Alle loro spalle decine di furti in abitazione tra il Trevigiano e il Veneziano. In manette un 40enne e un 33enne albanesi e un 23enne montenegrino

VILLORBA — Sono finiti in manette nel Trevigiano, ma le loro scorribande le hanno perpetrate anche nel Veneziano. Tra Quarto d'Altino e il Sandonatese per lo più. Gente "allenata", rodata da decine di furti messi a segno in abitazioni di ogni tipo. Dall'appartamento alla villetta, individuate tra quelle che garantiscono vie di fuga agevoli e un'illuminazione più congeniale.
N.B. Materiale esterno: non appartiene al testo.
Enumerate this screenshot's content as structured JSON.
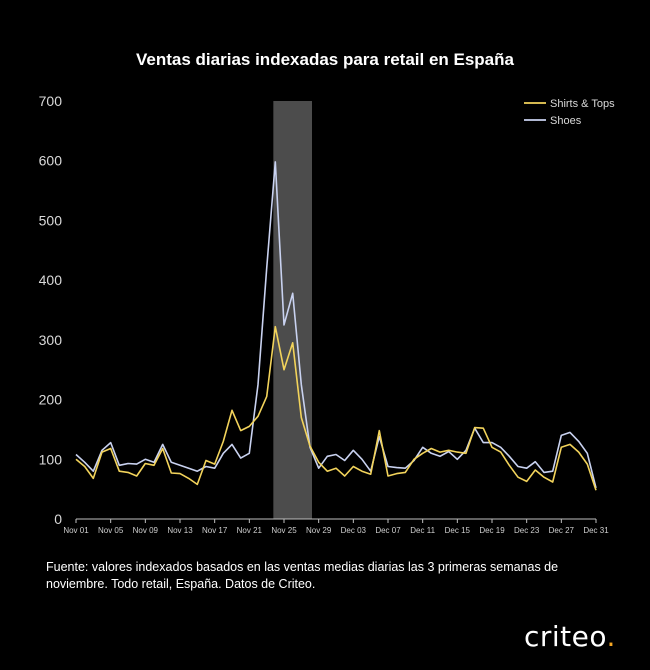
{
  "brand": {
    "name": "criteo",
    "dot": "."
  },
  "source_note": "Fuente: valores indexados basados en las ventas medias diarias las 3 primeras semanas de noviembre. Todo retail, España. Datos de Criteo.",
  "colors": {
    "shirts": "#f2d35b",
    "shoes": "#c9d2f0",
    "highlight": "#595959",
    "axis": "#bfbfbf"
  },
  "chart_data": {
    "type": "line",
    "title": "Ventas diarias indexadas para retail en España",
    "xlabel": "",
    "ylabel": "",
    "ylim": [
      0,
      700
    ],
    "yticks": [
      0,
      100,
      200,
      300,
      400,
      500,
      600,
      700
    ],
    "x_tick_labels": [
      "Nov 01",
      "Nov 05",
      "Nov 09",
      "Nov 13",
      "Nov 17",
      "Nov 21",
      "Nov 25",
      "Nov 29",
      "Dec 03",
      "Dec 07",
      "Dec 11",
      "Dec 15",
      "Dec 19",
      "Dec 23",
      "Dec 27",
      "Dec 31"
    ],
    "highlight_range": [
      "Nov 24",
      "Nov 28"
    ],
    "legend_position": "top-right",
    "x": [
      "Nov 01",
      "Nov 02",
      "Nov 03",
      "Nov 04",
      "Nov 05",
      "Nov 06",
      "Nov 07",
      "Nov 08",
      "Nov 09",
      "Nov 10",
      "Nov 11",
      "Nov 12",
      "Nov 13",
      "Nov 14",
      "Nov 15",
      "Nov 16",
      "Nov 17",
      "Nov 18",
      "Nov 19",
      "Nov 20",
      "Nov 21",
      "Nov 22",
      "Nov 23",
      "Nov 24",
      "Nov 25",
      "Nov 26",
      "Nov 27",
      "Nov 28",
      "Nov 29",
      "Nov 30",
      "Dec 01",
      "Dec 02",
      "Dec 03",
      "Dec 04",
      "Dec 05",
      "Dec 06",
      "Dec 07",
      "Dec 08",
      "Dec 09",
      "Dec 10",
      "Dec 11",
      "Dec 12",
      "Dec 13",
      "Dec 14",
      "Dec 15",
      "Dec 16",
      "Dec 17",
      "Dec 18",
      "Dec 19",
      "Dec 20",
      "Dec 21",
      "Dec 22",
      "Dec 23",
      "Dec 24",
      "Dec 25",
      "Dec 26",
      "Dec 27",
      "Dec 28",
      "Dec 29",
      "Dec 30",
      "Dec 31"
    ],
    "series": [
      {
        "name": "Shirts & Tops",
        "values": [
          100,
          88,
          68,
          112,
          118,
          80,
          78,
          72,
          93,
          90,
          118,
          77,
          76,
          68,
          58,
          98,
          92,
          130,
          182,
          148,
          155,
          172,
          205,
          322,
          250,
          295,
          170,
          122,
          95,
          80,
          85,
          72,
          88,
          80,
          75,
          148,
          72,
          76,
          78,
          100,
          110,
          118,
          112,
          115,
          112,
          110,
          153,
          152,
          120,
          112,
          90,
          70,
          63,
          82,
          70,
          62,
          120,
          125,
          112,
          92,
          48
        ]
      },
      {
        "name": "Shoes",
        "values": [
          108,
          95,
          80,
          115,
          128,
          90,
          93,
          92,
          100,
          95,
          125,
          95,
          90,
          85,
          80,
          88,
          85,
          110,
          125,
          102,
          110,
          225,
          420,
          598,
          325,
          378,
          225,
          120,
          85,
          105,
          108,
          98,
          115,
          100,
          80,
          138,
          88,
          86,
          85,
          98,
          120,
          110,
          105,
          113,
          100,
          115,
          152,
          128,
          128,
          120,
          105,
          88,
          85,
          96,
          78,
          80,
          140,
          145,
          130,
          110,
          52
        ]
      }
    ]
  }
}
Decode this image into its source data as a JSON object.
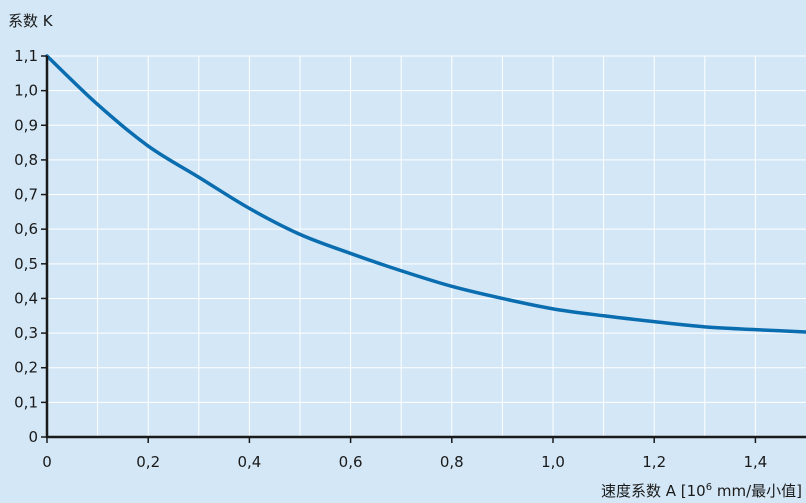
{
  "chart_data": {
    "type": "line",
    "title": "",
    "ylabel": "系数 K",
    "xlabel": {
      "prefix": "速度系数 A [10",
      "superscript": "6",
      "suffix": " mm/最小值]"
    },
    "xlim": [
      0,
      1.5
    ],
    "ylim": [
      0,
      1.1
    ],
    "x_ticks": [
      {
        "value": 0,
        "label": "0"
      },
      {
        "value": 0.2,
        "label": "0,2"
      },
      {
        "value": 0.4,
        "label": "0,4"
      },
      {
        "value": 0.6,
        "label": "0,6"
      },
      {
        "value": 0.8,
        "label": "0,8"
      },
      {
        "value": 1.0,
        "label": "1,0"
      },
      {
        "value": 1.2,
        "label": "1,2"
      },
      {
        "value": 1.4,
        "label": "1,4"
      }
    ],
    "x_grid": [
      0.1,
      0.2,
      0.3,
      0.4,
      0.5,
      0.6,
      0.7,
      0.8,
      0.9,
      1.0,
      1.1,
      1.2,
      1.3,
      1.4
    ],
    "y_ticks": [
      {
        "value": 0,
        "label": "0"
      },
      {
        "value": 0.1,
        "label": "0,1"
      },
      {
        "value": 0.2,
        "label": "0,2"
      },
      {
        "value": 0.3,
        "label": "0,3"
      },
      {
        "value": 0.4,
        "label": "0,4"
      },
      {
        "value": 0.5,
        "label": "0,5"
      },
      {
        "value": 0.6,
        "label": "0,6"
      },
      {
        "value": 0.7,
        "label": "0,7"
      },
      {
        "value": 0.8,
        "label": "0,8"
      },
      {
        "value": 0.9,
        "label": "0,9"
      },
      {
        "value": 1.0,
        "label": "1,0"
      },
      {
        "value": 1.1,
        "label": "1,1"
      }
    ],
    "grid": true,
    "series": [
      {
        "color": "#0a6db0",
        "x": [
          0,
          0.1,
          0.2,
          0.3,
          0.4,
          0.5,
          0.6,
          0.7,
          0.8,
          0.9,
          1.0,
          1.1,
          1.2,
          1.3,
          1.4,
          1.5
        ],
        "y": [
          1.1,
          0.96,
          0.84,
          0.75,
          0.66,
          0.585,
          0.53,
          0.48,
          0.435,
          0.4,
          0.37,
          0.35,
          0.333,
          0.318,
          0.31,
          0.303
        ]
      }
    ]
  }
}
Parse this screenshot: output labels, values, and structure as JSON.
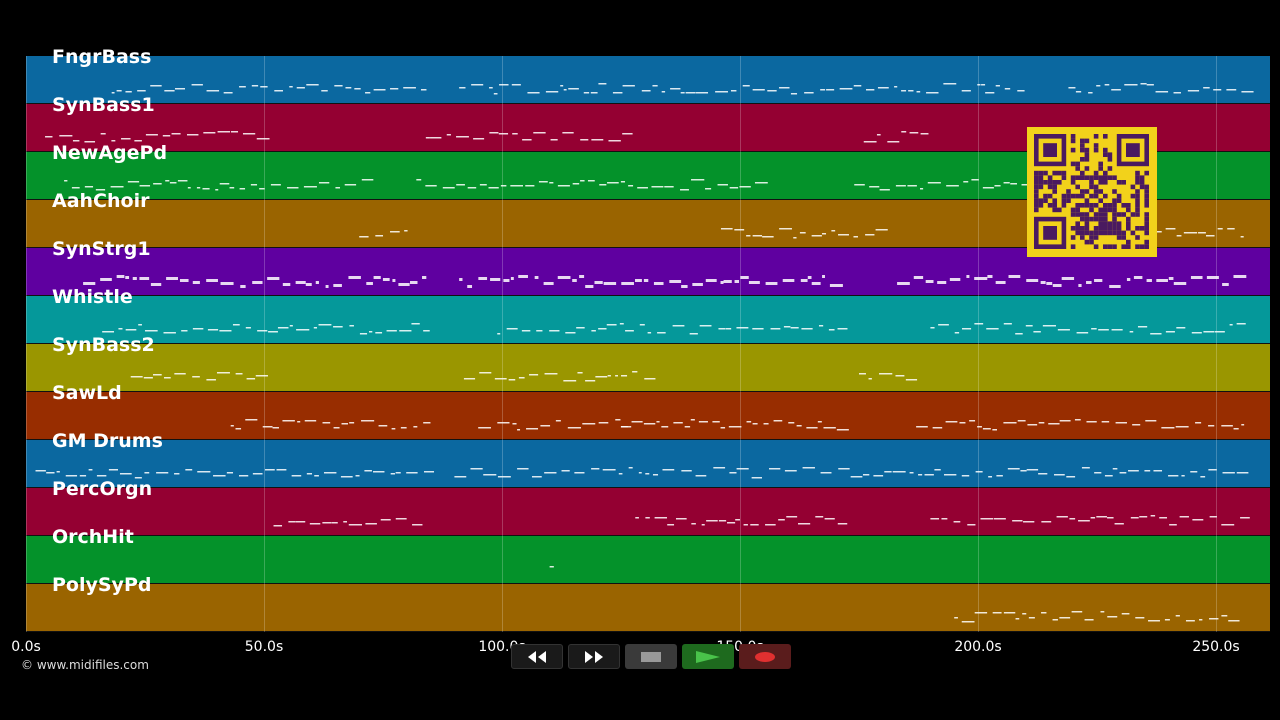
{
  "tracks": [
    {
      "name": "FngrBass",
      "color": "#0b68a0"
    },
    {
      "name": "SynBass1",
      "color": "#940032"
    },
    {
      "name": "NewAgePd",
      "color": "#04922a"
    },
    {
      "name": "AahChoir",
      "color": "#9a6400"
    },
    {
      "name": "SynStrg1",
      "color": "#5f00a0"
    },
    {
      "name": "Whistle",
      "color": "#05989a"
    },
    {
      "name": "SynBass2",
      "color": "#9a9600"
    },
    {
      "name": "SawLd",
      "color": "#982d00"
    },
    {
      "name": "GM Drums",
      "color": "#0b68a0"
    },
    {
      "name": "PercOrgn",
      "color": "#940032"
    },
    {
      "name": "OrchHit",
      "color": "#04922a"
    },
    {
      "name": "PolySyPd",
      "color": "#9a6400"
    }
  ],
  "timeline": {
    "ticks": [
      "0.0s",
      "50.0s",
      "100.0s",
      "150.0s",
      "200.0s",
      "250.0s"
    ]
  },
  "copyright": "© www.midifiles.com",
  "transport": {
    "buttons": [
      "rewind",
      "fast-forward",
      "stop",
      "play",
      "record"
    ]
  },
  "qr_color": "#f2d21b"
}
I carabinieri del nucleo investigativo di Venezia, con la collaborazione dei colleghi della stazione di Villorba, sono andati in trasferta nella Marca per acciuffarli. Nei confronti dei predoni avevano un punto a loro vantaggio: erano riusciti a mettere un Gps sotto l'auto che era stata segnalata aggirarsi in maniera sospetta nel Veneto orientale e nell'Altinese. Sapevano che avrebbero potuto essere dei delinquenti. La stessa auto quindi è stata intercettata (i carabinieri naturalmente erano in borghese) nella zona di Paese e di Villorba. Lì la batteria si stava organizzando per iniziare il nuovo raid, nonostante i gruppi i vicinato attivi in zona. Cinque o sei persone che "pattugliavano" le proprie strade, evitati con maestria dai malintenzionati.

Verso le 17.30 i ladri avevano già perpetrato un furto nel centro di Villorba, per poi individuare un gruppetto di villette a schiera scarsamente illuminate. I militari dell'Arma in questo caso si sono accorti della "professionalità" del trio criminale. Mentre l'autista a bordo dell'auto lasciava i complici all'imbocco di una strada di campagna, i sodali indossavano berretti per celare gran parte del volto. Vestiti di nero e con guanti. Mantenendo i contatti con il "palo" attraverso un auricolare. A quel punto l'auto si allontana di un bel po' per non instaurare sospetti. Gli incursori invece spaccano la finestra di una casa e fanno razzia. Poi si nascondono nei campi circostanti (al loro obiettivo ci erano arrivati dal retro, non per la strada principale). Dopo diverso tempo l'autista torna e la banda riparte con il bottino. A quel punto i carabinieri hanno la possibilità di sorprenderli in flagrante: seguono la batteria per una decina di chilometri finché non riescono a fermarla nel territorio di Ponzano Veneto. Sequestrati arnesi da scasso, gioielli, orologi, monete preziose, guanti, torce e auricolari. Per i tre, un 40enne e un 33enne di nazionalità albanese e un 23enne montenegrino, sono scattate inevitabili le manette per detenzione di arnesi da scasso e furto pluriaggravato in concorso. Si sono quindi spalancate le porte del carcere di Santa Bona.